Research suggests RNA molecules are life’s engineers
At the very foundation of modern biology lies the idea that the majority of genes encoded in DNA are transcribed into smaller RNA molecules which are then translated into proteins.
DNA is often said to be the blueprint of life, and proteins are described as its building blocks. RNA is seen as a simple messenger between those two functions.
However recent research suggests that it might be more accurate to compare RNA to an engineer. A vast part of DNA does not code for proteins, but instead produces a plethora of small RNA molecules which seem to regulate the genome through a variety of mechanisms.
By modulating the levels of messenger RNA in the cell (the RNA that actually gets translated into proteins), those small RNA molecules are able to dramatically alter the ways in which it operates. Like an engineer, they allow the cell to interpret its plans, modifying it where necessary.
There is a large variety of non-coding RNA molecules which work toward repressing the expression of target mRNAs, such as Piwi-interacting RNA (piRNA) or small interfering RNA (siRNAs).
One of the most recent regulatory RNA discovered is called micro RNA (miRNA). miRNAs are single-stranded small RNA molecules (about 23 nucleotide long) which regulate gene expression by silencing the mRNA already present in the cell. They bind complimentarily to the single stranded mRNA molecule at the 3’ UTR (untranslated regions) sites.
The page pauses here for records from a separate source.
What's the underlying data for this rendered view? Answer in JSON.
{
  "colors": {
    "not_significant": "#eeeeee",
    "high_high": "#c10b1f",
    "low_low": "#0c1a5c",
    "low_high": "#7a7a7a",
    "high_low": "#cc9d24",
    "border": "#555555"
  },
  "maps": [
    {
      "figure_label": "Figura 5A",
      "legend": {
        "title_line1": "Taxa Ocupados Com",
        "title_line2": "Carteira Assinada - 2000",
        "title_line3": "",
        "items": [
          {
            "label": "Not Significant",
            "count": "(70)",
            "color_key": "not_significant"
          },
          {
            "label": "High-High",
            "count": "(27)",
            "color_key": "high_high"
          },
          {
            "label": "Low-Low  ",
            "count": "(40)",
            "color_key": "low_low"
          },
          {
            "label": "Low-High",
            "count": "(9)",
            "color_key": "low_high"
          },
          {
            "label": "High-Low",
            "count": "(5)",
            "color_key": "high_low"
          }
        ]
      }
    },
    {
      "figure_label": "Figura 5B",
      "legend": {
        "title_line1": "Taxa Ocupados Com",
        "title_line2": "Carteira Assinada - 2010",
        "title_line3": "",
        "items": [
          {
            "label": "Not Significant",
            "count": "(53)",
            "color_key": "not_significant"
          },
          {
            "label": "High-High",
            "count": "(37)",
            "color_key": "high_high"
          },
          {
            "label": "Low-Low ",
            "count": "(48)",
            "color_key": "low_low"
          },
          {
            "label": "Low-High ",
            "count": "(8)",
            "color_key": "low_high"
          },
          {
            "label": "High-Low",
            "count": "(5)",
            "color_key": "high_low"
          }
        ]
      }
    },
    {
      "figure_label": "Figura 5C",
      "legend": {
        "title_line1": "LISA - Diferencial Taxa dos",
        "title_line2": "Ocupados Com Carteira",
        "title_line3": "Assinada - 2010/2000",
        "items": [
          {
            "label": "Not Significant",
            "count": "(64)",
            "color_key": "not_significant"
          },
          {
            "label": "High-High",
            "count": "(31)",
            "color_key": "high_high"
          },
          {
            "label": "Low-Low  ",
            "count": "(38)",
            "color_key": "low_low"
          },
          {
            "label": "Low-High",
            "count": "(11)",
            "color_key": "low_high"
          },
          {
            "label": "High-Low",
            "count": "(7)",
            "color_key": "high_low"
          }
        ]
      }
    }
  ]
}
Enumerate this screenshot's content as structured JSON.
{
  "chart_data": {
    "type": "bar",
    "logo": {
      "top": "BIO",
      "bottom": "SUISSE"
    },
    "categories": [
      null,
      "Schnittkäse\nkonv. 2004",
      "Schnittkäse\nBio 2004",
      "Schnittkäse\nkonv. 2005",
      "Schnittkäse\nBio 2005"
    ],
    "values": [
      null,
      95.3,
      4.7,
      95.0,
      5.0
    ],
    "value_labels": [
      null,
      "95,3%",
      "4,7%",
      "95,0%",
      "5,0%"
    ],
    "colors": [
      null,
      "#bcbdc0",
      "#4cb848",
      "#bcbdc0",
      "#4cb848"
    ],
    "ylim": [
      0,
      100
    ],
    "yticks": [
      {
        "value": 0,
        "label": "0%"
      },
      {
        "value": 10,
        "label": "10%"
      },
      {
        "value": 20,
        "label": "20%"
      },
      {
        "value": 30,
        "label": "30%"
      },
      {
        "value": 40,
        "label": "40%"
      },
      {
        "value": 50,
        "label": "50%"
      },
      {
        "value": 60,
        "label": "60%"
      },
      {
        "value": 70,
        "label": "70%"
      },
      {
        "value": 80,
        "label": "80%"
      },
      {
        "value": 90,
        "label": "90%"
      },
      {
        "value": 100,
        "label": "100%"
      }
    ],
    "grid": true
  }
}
The miRNA sequence does not need to match its target 3’ UTR perfectly in order to have an effect, but a better match will lead to a more potent effect.
Their mechanism of action is still being debated, but current models favour the idea that they can work along with other proteins to degrade their target mRNA.
Shedding light on the mechanism of miRNA action is crucial for understanding the vastly complex problem of gene regulation.
For example, the Alonso lab at the University of Sussex tries to understand the ways in which miRNAs can control the development of complex tissues such as the nervous system in the fruit fly.
The lab was recently awarded a “Welcome Trust Investigator Award” in order to fund this research.
It was once said that sequencing an organism’s DNA only gave us the characters of a play, the hard work is actually writing the story. We are only starting to glimpse at how complex life’s story really is.